逆転劇の引き金。緑黄色野菜ブーム
しかし、カリフラワーの地位は、突如として兄のブロッコリーによって奪われることになる。その最大の転換点となったのが、1970年代から需要が伸び始め、1980年代に巻き起こった「緑黄色野菜ブーム」だ。
1982年、「日本食品標準成分表」が改訂されたことで、緑黄色野菜であるブロッコリーの持つ豊富な栄養価が科学的に証明され、高栄養価な野菜として、改めて高く評価されるようになった。
この栄養評価の高まりに加えて、アメリカなどから「氷結輸送」(ブロッコリーを砕いた氷と一緒に発泡スチロールなどに詰めて輸送する鮮度保持技術)を用いた輸入ブロッコリーが年間を通じて出回るようになったことで、日本の食卓における地位は一気に確立されていった。現在では、ブロッコリーの2024年の出荷量が14万6400トンに達しているのに対し、近年のカリフラワーの出荷量は1万6000トンにとどまっており、完全に立場が逆転してしまったのだ。
魚市場から生まれた国産ブロッコリーの雄
輸入ブロッコリーが売れている状況を国内の生産者も指をくわえて見ているわけではなかった。

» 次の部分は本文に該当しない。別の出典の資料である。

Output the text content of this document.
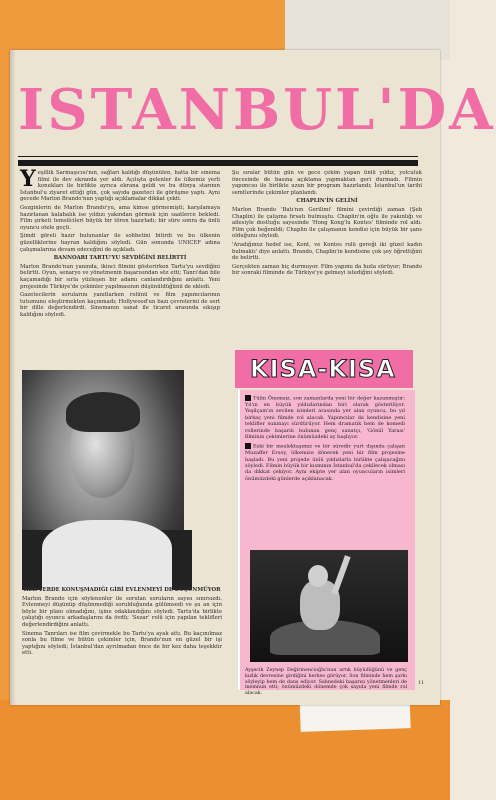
ISTANBUL'DA

Yeşillik Sarmaşıcısı'nın, sağları kaldığı düşünülen, hatta bir sinema filmi ile dev ekranda yer aldı. Açılışta gelenler ile ülkemiz yerli konukları ile birlikte ayrıca ekrana geldi ve bu dünya starının İstanbul'u ziyaret ettiği gün, çok sayıda gazeteci ile görüşme yaptı. Aynı gecede Marlon Brando'nun yaptığı açıklamalar dikkat çekti.

Gezginlerin de Marlon Brando'yu, ama kimse görmemişti; karşılamaya hazırlanan kalabalık ise yıldızı yakından görmek için saatlerce bekledi. Film şirketi temsilcileri büyük bir tören hazırladı; bir süre sonra da ünlü oyuncu otele geçti.

Şimdi göreli hazır bulunanlar ile sohbetini bitirdi ve bu ülkenin güzelliklerine hayran kaldığını söyledi. Gün sonunda UNICEF adına çalışmalarına devam edeceğini de açıkladı.

BANNOARI TARTU'YU SEVDİĞİNİ BELİRTTİ

Marlon Brando'nun yanında, ikinci filmini gösterirken Tartu'yu sevdiğini belirtti. Oyun, senaryo ve yönetmenin başarısından söz etti; Tanrı'dan bile kaçamadığı bir sırla yüzleşen bir adamı canlandırdığını anlattı. Yeni projesinde Türkiye'de çekimler yapılmasının düşünüldüğünü de ekledi.

Gazetecilerin sorularını yanıtlarken rolünü ve film yapımcılarının tutumunu eleştirmekten kaçınmadı; Hollywood'un bazı çevrelerini de sert bir dille değerlendirdi. Sinemanın sanat ile ticaret arasında sıkışıp kaldığını söyledi.

HER YERDE KONUŞMADIĞI GİBİ EVLENMEYİ DE DÜŞÜNMÜYOR

Marlon Brando için söylenenler ile sorulan soruların sayısı sınırsızdı. Evlenmeyi düşünüp düşünmediği sorulduğunda gülümsedi ve şu an için böyle bir planı olmadığını, işine odaklandığını söyledi. Tartu'da birlikte çalıştığı oyuncu arkadaşlarını da övdü; 'Sezar' rolü için yapılan teklifleri değerlendirdiğini anlattı.

Sinema Tanrıları ise film çevirmekle bu Tartu'ya ayak attı. Bu kaçınılmaz sonla bu filme ve bütün çekimler için, Brando'nun en güzel bir işi yaptığını söyledi; İstanbul'dan ayrılmadan önce de bir kez daha teşekkür etti.

Şu sıralar bütün gün ve gece çekim yapan ünlü yıldız, yolculuk öncesinde de basına açıklama yapmaktan geri durmadı. Filmin yapımcısı ile birlikte uzun bir program hazırlandı; İstanbul'un tarihi semtlerinde çekimler planlandı.

CHAPLIN'İN GELİNİ

Marlon Brando 'Batı'nın Gerilimi' filmini çevirdiği zaman (Şeb Chaplin) ile çalışma fırsatı bulmuştu. Chaplin'in oğlu ile yakınlığı ve ailesiyle dostluğu sayesinde 'Hong Kong'lu Kontes' filminde rol aldı. Film çok beğenildi; Chaplin ile çalışmanın kendisi için büyük bir şans olduğunu söyledi.

'Aradığımız hedef ise, Kont, ve Kontes rolü gereği iki güzel kadın bulmaktı' diye anlattı. Brando, Chaplin'in kendisine çok şey öğrettiğini de belirtti.

Gerçekten zaman hiç durmuyor. Film yapımı da hızla sürüyor; Brando bir sonraki filminde de Türkiye'ye gelmeyi istediğini söyledi.

KISA-KISA

Tülin Önemsiz, son zamanlarda yeni bir değer kazanmıştır; Yıl'ın en büyük yıldızlarından biri olarak gösteriliyor. Yeşilçam'ın sevilen isimleri arasında yer alan oyuncu, bu yıl birkaç yeni filmde rol alacak. Yapımcılar da kendisine yeni teklifler sunmayı sürdürüyor. Hem dramatik hem de komedi rollerinde başarılı bulunan genç sanatçı, 'Gönül Yarası' filminin çekimlerine önümüzdeki ay başlıyor.

Eski bir meslektaşımız ve bir süredir yurt dışında çalışan Muzaffer Ersoy, ülkemize dönerek yeni bir film projesine başladı. Bu yeni projede ünlü yıldızlarla birlikte çalışacağını söyledi. Filmin büyük bir kısmının İstanbul'da çekilecek olması da dikkat çekiyor. Aynı ekipte yer alan oyuncuların isimleri önümüzdeki günlerde açıklanacak.

Ayşecik Zeynep Değirmencioğlu'nun artık büyüdüğünü ve genç kızlık devresine girdiğini herkes görüyor. Son filminde hem şarkı söyleyip hem de dans ediyor. Sahnedeki başarısı yönetmenleri de memnun etti; önümüzdeki dönemde çok sayıda yeni filmde rol alacak.
11
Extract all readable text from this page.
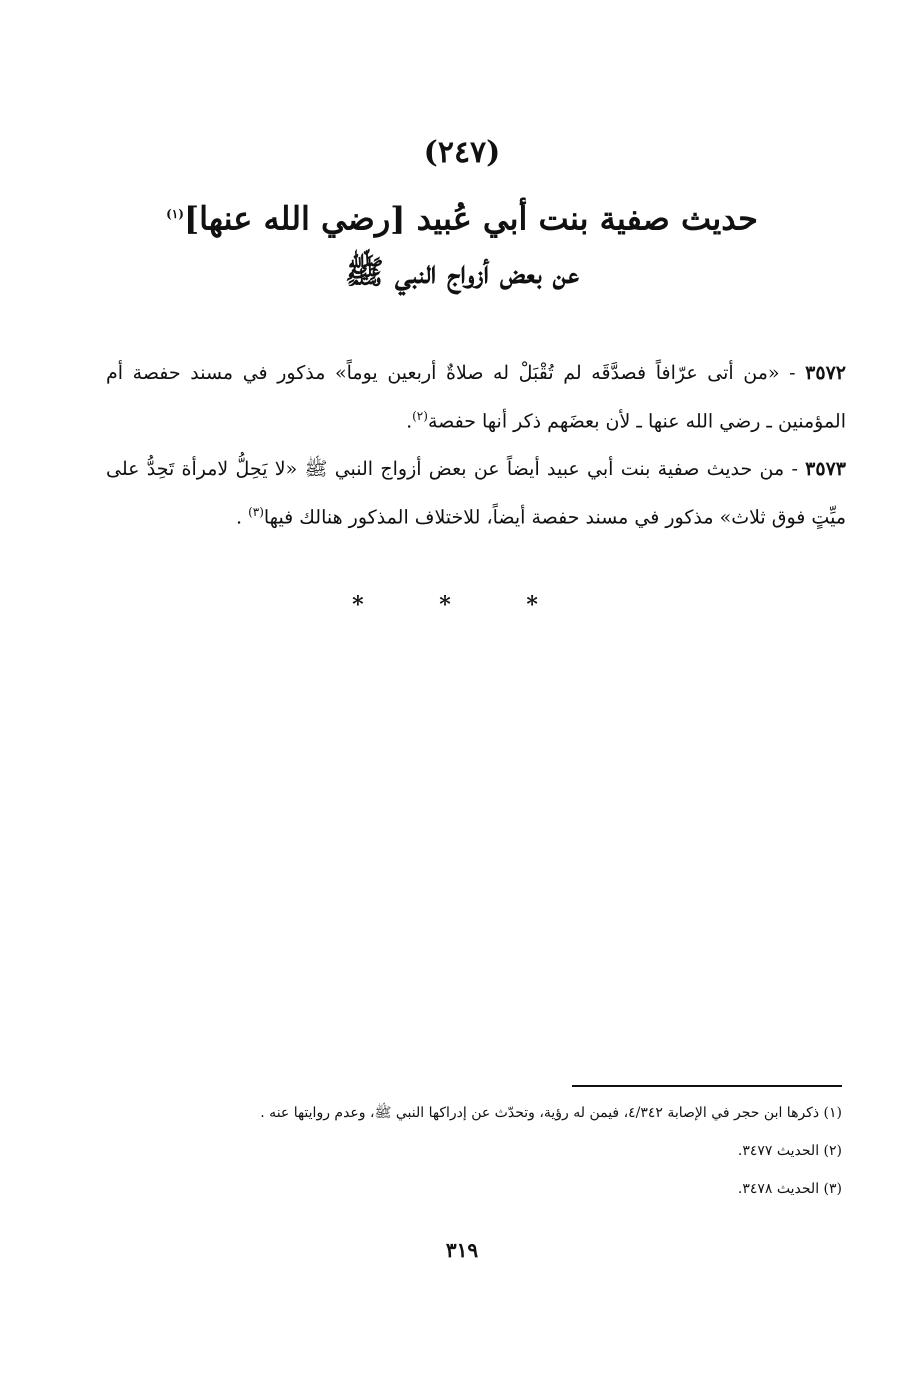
(٢٤٧)
حديث صفية بنت أبي عُبيد [رضي الله عنها]$^{(١)}$
عن بعض أزواج النبي ﷺ
٣٥٧٢ - «من أتى عرّافاً فصدَّقَه لم تُقْبَلْ له صلاةٌ أربعين يوماً» مذكور في مسند حفصة أم المؤمنين ـ رضي الله عنها ـ لأن بعضَهم ذكر أنها حفصة$^{(٢)}$.
٣٥٧٣ - من حديث صفية بنت أبي عبيد أيضاً عن بعض أزواج النبي ﷺ «لا يَحِلُّ لامرأة تَحِدُّ على ميِّتٍ فوق ثلاث» مذكور في مسند حفصة أيضاً، للاختلاف المذكور هنالك فيها$^{(٣)}$ .
* * *
(١) ذكرها ابن حجر في الإصابة ٤/٣٤٢، فيمن له رؤية، وتحدّث عن إدراكها النبي ﷺ، وعدم روايتها عنه .
(٢) الحديث ٣٤٧٧.
(٣) الحديث ٣٤٧٨.
٣١٩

長崎県雲仙市に拠点を置く有限会社國﨑青果は、一年中、安定的にブロッコリーを供給できる仕組みを整えた青果の卸売流通業者だ。代表取締役社長、井上有基さんは、輸入ブロッコリーの専売特許だった「氷結輸送」を国内の生産現場へと最適化させ、日本全国へ展開した。
2006年当時、青果卸をしていた家業に戻った井上さんが直面したのは、九州という温暖な産地ゆえの限界だった。ブロッコリーは3月を過ぎると鮮度保持が難しくなり、市場からはクレームが届く。この「旬の短さ」が、収益拡大を阻んでいた。
突破口は、熊本県八代市への進出時に訪れた。新たに拠点がたまたま「元・魚市場」だったことから、施設内に製氷機が残っていたのである。井上さんは、輸入ブロッコリーの輸送術をヒントに、この製氷機を活用。発泡スチロールに砕いた氷を詰め、ブロッコリーの品温を強制的に下げる「発泡氷詰め」を本格的に導入した。
「当時は国内の一部でしか行われていなかった手法ですが、これが見事に当たりました」と井上さんは振り返る。この技術により、これまで九州では3月で終わっていた出荷期間を6月まで延ばすことに成功。鮮度が維持された高品質なブロッコリーは市場で高く評価され、生産農家へ還元される利益は跳ね上がった。